今まで付き合った女が誰といようが、誰に抱かれようが、どうでもよかったのに、なんだこれ。
「───まぁ、アンジェリーの気分次第だろ。本来なら退学はおろか警察事件だからな。アンジェリーにも折山にも謝罪なんていらねぇらしいから関わるな。視界にも入るな。そしたら、高卒くらいできるんじゃねぇの」
苛立ちを吐き出すように言い捨てると、アンジェリーが不安そうな顔で見上げてくる。
お前に怒ってるんじゃねぇよ。
電話中で口には出せないから、代わりに抱き寄せて、頭をなでると、服をきゅっと握られた。
アンジェリーを安心させようと思って撫でたのに、不思議と俺の気持ちが落ち着いていく。

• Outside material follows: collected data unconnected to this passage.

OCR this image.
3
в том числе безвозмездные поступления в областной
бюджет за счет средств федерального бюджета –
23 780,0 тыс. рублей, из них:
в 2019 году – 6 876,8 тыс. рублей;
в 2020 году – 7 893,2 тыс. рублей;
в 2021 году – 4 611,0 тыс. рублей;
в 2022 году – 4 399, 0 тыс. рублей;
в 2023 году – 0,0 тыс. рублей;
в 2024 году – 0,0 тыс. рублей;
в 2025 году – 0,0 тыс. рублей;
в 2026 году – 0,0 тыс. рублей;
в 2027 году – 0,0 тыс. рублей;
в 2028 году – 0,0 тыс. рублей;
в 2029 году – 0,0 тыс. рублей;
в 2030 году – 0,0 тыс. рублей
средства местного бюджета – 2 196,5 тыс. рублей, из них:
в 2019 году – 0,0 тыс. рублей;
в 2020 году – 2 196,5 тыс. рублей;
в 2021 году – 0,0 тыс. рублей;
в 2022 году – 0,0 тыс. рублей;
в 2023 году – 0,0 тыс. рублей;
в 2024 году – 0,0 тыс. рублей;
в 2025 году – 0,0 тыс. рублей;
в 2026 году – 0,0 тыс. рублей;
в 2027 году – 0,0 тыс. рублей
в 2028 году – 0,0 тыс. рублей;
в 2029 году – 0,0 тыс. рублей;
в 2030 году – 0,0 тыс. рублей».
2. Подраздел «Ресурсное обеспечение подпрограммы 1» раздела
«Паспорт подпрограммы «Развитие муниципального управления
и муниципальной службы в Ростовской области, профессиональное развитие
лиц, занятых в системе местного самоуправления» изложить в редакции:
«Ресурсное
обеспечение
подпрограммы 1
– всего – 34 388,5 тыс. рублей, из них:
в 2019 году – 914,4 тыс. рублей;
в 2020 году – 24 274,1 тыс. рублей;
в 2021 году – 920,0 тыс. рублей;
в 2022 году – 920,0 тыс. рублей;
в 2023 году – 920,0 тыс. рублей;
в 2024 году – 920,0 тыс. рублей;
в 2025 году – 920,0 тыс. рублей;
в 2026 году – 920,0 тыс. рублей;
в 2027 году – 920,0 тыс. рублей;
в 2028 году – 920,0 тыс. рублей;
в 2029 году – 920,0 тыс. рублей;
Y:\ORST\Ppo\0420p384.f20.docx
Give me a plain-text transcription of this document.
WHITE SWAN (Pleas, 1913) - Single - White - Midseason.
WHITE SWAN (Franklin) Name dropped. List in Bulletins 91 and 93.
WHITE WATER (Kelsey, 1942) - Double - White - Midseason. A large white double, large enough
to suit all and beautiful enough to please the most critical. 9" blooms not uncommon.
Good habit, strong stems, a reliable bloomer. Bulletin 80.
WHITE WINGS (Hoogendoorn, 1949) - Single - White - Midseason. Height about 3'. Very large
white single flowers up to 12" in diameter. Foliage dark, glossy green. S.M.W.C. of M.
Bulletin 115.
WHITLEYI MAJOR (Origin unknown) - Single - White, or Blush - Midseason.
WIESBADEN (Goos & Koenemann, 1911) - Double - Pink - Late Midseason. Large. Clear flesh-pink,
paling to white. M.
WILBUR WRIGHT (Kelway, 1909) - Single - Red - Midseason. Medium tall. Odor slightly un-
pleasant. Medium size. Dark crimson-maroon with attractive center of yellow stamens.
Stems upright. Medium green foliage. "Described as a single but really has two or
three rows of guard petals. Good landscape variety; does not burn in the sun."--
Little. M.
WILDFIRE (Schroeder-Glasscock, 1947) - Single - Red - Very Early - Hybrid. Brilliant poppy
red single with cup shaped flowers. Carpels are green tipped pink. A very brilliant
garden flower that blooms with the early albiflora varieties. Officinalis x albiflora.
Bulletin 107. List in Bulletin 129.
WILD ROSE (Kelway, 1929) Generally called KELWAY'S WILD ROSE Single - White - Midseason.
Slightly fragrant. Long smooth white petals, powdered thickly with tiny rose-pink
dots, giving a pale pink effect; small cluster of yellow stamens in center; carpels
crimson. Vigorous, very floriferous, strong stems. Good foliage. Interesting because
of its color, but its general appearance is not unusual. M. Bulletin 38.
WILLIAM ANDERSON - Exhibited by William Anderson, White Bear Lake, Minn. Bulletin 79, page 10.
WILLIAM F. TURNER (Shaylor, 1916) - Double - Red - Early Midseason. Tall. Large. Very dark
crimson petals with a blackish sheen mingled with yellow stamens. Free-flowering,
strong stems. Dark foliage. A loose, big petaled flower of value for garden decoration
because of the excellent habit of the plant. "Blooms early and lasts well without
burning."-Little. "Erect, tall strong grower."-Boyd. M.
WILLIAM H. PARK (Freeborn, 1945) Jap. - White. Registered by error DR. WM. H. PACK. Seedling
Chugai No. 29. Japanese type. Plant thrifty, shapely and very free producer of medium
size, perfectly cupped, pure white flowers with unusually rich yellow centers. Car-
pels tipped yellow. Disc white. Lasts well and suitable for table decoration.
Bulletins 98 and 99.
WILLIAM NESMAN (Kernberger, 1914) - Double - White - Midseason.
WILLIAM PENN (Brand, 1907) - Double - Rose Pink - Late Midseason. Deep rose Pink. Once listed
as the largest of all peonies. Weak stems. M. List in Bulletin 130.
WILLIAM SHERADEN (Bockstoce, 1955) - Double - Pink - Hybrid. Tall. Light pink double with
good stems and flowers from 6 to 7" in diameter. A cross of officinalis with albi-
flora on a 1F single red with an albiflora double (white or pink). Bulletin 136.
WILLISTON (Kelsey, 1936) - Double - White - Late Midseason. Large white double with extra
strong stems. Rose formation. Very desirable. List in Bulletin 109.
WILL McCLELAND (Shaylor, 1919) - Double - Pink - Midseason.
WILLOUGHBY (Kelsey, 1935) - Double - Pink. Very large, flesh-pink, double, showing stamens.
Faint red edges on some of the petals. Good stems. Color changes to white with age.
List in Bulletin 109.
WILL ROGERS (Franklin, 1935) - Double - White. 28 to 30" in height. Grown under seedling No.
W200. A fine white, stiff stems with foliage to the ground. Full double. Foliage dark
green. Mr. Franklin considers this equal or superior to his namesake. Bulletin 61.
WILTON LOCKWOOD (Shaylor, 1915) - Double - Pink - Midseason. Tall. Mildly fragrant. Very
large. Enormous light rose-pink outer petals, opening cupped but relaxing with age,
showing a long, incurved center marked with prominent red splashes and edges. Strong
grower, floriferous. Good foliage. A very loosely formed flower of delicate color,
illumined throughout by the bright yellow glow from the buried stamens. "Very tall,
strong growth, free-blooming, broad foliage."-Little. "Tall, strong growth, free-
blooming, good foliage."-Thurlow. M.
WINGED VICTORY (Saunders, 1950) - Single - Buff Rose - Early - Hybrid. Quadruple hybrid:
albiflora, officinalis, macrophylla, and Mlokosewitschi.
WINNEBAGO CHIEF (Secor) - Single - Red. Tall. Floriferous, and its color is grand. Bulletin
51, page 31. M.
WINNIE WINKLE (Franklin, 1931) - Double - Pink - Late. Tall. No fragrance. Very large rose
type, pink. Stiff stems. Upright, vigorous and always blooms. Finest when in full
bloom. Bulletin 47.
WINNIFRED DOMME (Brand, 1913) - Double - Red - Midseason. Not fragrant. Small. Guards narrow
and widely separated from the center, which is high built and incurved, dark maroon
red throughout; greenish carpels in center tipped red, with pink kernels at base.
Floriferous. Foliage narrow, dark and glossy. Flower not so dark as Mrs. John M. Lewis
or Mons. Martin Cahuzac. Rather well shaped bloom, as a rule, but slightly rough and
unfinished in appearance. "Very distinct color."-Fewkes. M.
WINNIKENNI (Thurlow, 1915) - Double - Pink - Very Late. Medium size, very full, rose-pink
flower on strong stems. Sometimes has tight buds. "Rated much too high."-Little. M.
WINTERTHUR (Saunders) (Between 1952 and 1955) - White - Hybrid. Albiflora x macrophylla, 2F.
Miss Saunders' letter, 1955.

「……………もう、絶対関わりません。本当にすみませんでした」
本当に苦しそうな声で唸るように謝られ、ふうっとタバコの煙を吐き出す。
この分なら心配はなさそうだ。
「ああ。俺の手元に証拠が残ってることわすれないようにな。それと俺に見つかったからやばいんじゃない。四人でバカみたいにつるんでないで一人一人自分の頭でよく考えろよ」
「…………っはい」
「この携帯は職員室の落とし物入れにいれとくから、他の教師に言って受けとれ」
「はい………。本当にすみませんでした」
「ああ」
電話を切ると、アンジェリーがぎゅーっと俺の服に顔をうずめた。
ああ、怖かったんだろうなって背中をさする。こんな小さな体1つくらい、いつでも簡単に守ってやれるのに。
「…………せんせーの」
ポツリと俺の服に顔をうずめたままのアンジェリーが呟いた。
「………人の、弱いとこや汚いとこごと全部受け止めてくれる優しさところが好き」
「優しいってことも、言われた覚えねぇな」
「どこまでも甘やかしてくれる大きい手が、好き」
「いきなりどうしたの。お前」
半笑いでアンジェリーの髪に手を伸ばそうとすると、目に涙をためて、アンジェリーが俺を見上げた。
「せんせーが…………すき………っ。だいすき…………」
それは、いつもの軽い感じの好きとは違い、ガラス玉のような透き通った瞳にまっすぐ俺が映っていた。